Getting Started with Git & GitHub
Welcome to Git & GitHub
Git is a version control system that tracks changes to your code over time. GitHub is a platform built on top of Git that hosts your code online and adds collaboration features like pull requests, issues, and code review.
Together, they're the foundation of how software teams work — from solo developers to teams of thousands.
Why Learn Git?
- Never lose work — every change is tracked and reversible
- Work in parallel — branches let you build features without breaking existing code
- Collaborate without conflicts — Git intelligently merges work from multiple people
- Industry standard — used by virtually every software company on the planet
- Understand your project's history — who changed what, why, and when
What You'll Learn
Basics
- What Git is and how it works
- Pushing your code to GitHub
- Adding collaborators to a project
- Understanding
.gitignore - Creating Pull Requests — the core collaboration workflow
Advanced
- Writing clean commit messages
- Working with branches
- Reading commit history
- Rebasing vs merging
- Git stashing
- Resolving merge conflicts
- Tags and releases
- GitHub Actions (automated CI/CD)
Prerequisites
- A computer with internet access
- A GitHub account (free)
- Git installed — download from git-scm.com
Verify Git is installed:
git --version
# git version 2.x.x
Essential Git Commands Cheatsheet
# Setup (do this once)
git config --global user.name "Your Name"
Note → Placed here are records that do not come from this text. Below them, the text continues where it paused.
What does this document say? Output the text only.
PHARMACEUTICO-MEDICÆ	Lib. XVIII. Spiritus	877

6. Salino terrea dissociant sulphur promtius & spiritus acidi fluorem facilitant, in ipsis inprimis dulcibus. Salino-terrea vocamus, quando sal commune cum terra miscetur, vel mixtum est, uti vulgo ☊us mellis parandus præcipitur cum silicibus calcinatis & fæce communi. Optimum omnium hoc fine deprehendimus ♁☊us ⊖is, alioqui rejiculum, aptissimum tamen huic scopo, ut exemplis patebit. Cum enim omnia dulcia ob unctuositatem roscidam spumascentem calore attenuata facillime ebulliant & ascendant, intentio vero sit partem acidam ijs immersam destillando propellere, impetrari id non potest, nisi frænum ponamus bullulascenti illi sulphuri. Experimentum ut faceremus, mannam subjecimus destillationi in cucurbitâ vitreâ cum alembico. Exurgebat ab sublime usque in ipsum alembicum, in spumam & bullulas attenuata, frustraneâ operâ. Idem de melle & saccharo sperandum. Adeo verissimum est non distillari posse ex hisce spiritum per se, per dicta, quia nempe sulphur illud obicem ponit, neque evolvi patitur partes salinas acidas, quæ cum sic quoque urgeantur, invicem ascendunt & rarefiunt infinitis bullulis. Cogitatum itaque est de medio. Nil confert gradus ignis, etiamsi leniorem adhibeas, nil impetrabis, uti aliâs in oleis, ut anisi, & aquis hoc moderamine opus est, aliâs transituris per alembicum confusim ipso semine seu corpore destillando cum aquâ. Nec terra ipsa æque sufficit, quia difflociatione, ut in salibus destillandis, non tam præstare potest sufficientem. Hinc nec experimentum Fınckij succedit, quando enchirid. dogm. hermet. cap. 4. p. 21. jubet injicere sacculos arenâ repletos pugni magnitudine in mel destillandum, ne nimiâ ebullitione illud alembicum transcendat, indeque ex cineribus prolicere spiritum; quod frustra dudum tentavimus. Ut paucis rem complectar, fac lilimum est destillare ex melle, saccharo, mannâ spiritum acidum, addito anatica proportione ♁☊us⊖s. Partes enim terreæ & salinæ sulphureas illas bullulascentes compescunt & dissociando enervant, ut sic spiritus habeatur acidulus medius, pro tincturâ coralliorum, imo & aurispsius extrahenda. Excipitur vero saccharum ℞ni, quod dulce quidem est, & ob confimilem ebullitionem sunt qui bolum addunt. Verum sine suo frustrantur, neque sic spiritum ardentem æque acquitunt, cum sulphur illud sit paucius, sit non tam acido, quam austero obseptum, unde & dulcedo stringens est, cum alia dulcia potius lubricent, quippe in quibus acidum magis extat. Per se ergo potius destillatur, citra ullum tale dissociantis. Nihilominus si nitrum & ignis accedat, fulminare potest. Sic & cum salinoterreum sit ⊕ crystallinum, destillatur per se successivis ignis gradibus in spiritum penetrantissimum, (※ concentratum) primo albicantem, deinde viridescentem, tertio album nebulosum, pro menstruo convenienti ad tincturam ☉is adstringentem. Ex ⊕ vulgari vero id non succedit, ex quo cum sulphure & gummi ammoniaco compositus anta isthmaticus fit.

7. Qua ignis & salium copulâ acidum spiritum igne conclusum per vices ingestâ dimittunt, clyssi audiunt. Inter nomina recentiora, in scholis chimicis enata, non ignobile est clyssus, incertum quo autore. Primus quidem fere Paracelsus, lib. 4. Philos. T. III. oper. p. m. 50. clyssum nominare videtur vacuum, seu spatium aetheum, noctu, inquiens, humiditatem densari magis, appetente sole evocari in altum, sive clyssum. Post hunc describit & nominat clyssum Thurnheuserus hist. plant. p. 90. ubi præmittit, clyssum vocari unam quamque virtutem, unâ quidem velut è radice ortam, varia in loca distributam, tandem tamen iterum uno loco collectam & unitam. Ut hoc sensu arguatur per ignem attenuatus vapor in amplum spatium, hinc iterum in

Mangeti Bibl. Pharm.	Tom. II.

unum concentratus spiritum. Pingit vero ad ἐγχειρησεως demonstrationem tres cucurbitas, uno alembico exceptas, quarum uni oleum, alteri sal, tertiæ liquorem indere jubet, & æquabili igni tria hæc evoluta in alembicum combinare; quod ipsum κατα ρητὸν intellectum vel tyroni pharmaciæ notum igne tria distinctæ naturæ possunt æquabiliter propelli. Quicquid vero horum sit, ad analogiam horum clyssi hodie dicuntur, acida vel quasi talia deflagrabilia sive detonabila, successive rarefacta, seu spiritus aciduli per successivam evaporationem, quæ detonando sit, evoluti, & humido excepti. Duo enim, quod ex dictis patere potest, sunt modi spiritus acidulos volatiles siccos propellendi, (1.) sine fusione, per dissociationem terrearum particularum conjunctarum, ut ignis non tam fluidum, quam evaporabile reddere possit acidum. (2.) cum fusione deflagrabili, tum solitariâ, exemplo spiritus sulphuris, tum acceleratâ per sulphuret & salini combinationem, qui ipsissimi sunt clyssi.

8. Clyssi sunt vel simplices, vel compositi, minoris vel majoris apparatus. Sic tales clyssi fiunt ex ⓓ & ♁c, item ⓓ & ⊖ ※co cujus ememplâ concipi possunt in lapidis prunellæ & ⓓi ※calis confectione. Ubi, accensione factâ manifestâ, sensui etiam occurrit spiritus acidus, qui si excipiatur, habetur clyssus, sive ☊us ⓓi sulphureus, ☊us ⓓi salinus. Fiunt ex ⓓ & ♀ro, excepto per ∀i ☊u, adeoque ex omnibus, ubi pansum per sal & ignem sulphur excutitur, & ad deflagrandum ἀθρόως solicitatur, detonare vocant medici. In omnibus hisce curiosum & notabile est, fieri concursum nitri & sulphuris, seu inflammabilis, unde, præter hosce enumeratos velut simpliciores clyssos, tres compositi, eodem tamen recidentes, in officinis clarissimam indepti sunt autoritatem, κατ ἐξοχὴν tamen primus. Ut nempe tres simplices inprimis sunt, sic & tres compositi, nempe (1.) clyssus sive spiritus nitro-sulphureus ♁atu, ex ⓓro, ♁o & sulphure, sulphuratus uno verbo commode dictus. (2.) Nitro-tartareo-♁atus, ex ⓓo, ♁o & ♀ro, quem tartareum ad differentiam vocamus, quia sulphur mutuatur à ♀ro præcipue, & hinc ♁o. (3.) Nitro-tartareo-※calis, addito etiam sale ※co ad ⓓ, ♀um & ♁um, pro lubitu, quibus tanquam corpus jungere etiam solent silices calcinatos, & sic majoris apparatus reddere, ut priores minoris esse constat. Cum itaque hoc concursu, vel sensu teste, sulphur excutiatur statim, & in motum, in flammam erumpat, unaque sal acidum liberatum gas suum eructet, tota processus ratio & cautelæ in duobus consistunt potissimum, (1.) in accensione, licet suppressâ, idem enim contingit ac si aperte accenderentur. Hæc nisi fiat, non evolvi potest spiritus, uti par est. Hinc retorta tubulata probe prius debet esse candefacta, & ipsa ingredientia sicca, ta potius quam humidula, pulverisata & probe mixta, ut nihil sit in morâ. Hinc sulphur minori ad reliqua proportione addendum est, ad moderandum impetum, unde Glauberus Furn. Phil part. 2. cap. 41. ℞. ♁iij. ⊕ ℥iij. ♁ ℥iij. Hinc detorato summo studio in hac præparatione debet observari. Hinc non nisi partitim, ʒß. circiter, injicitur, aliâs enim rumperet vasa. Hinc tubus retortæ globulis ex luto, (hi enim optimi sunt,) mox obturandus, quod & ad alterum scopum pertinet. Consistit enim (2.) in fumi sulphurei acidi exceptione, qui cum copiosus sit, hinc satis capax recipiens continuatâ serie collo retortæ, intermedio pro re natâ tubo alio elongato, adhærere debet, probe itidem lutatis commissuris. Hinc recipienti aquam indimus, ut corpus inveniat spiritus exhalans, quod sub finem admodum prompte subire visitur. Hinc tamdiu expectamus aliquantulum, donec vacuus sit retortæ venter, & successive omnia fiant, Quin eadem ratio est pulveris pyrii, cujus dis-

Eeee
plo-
git config --global user.email "you@example.com"
# Start a project
git init # initialize a new repo
git clone <url> # clone an existing repo
# Daily workflow
git status # see what's changed
git add . # stage all changes
git add <file> # stage a specific file
git commit -m "message" # commit staged changes
git push # push to remote
git pull # pull latest changes
# Branches
git checkout -b feature/x # create and switch to new branch
git checkout main # switch back to main
git merge feature/x # merge branch into current
# History
git log --oneline # compact commit history
git diff # see unstaged changes
Learn by doing
The fastest way to learn Git is to use it on a real project. Even a personal project where you're the only contributor will teach you the core workflow quickly. Start with init, add, commit, and push — master those before moving to branches.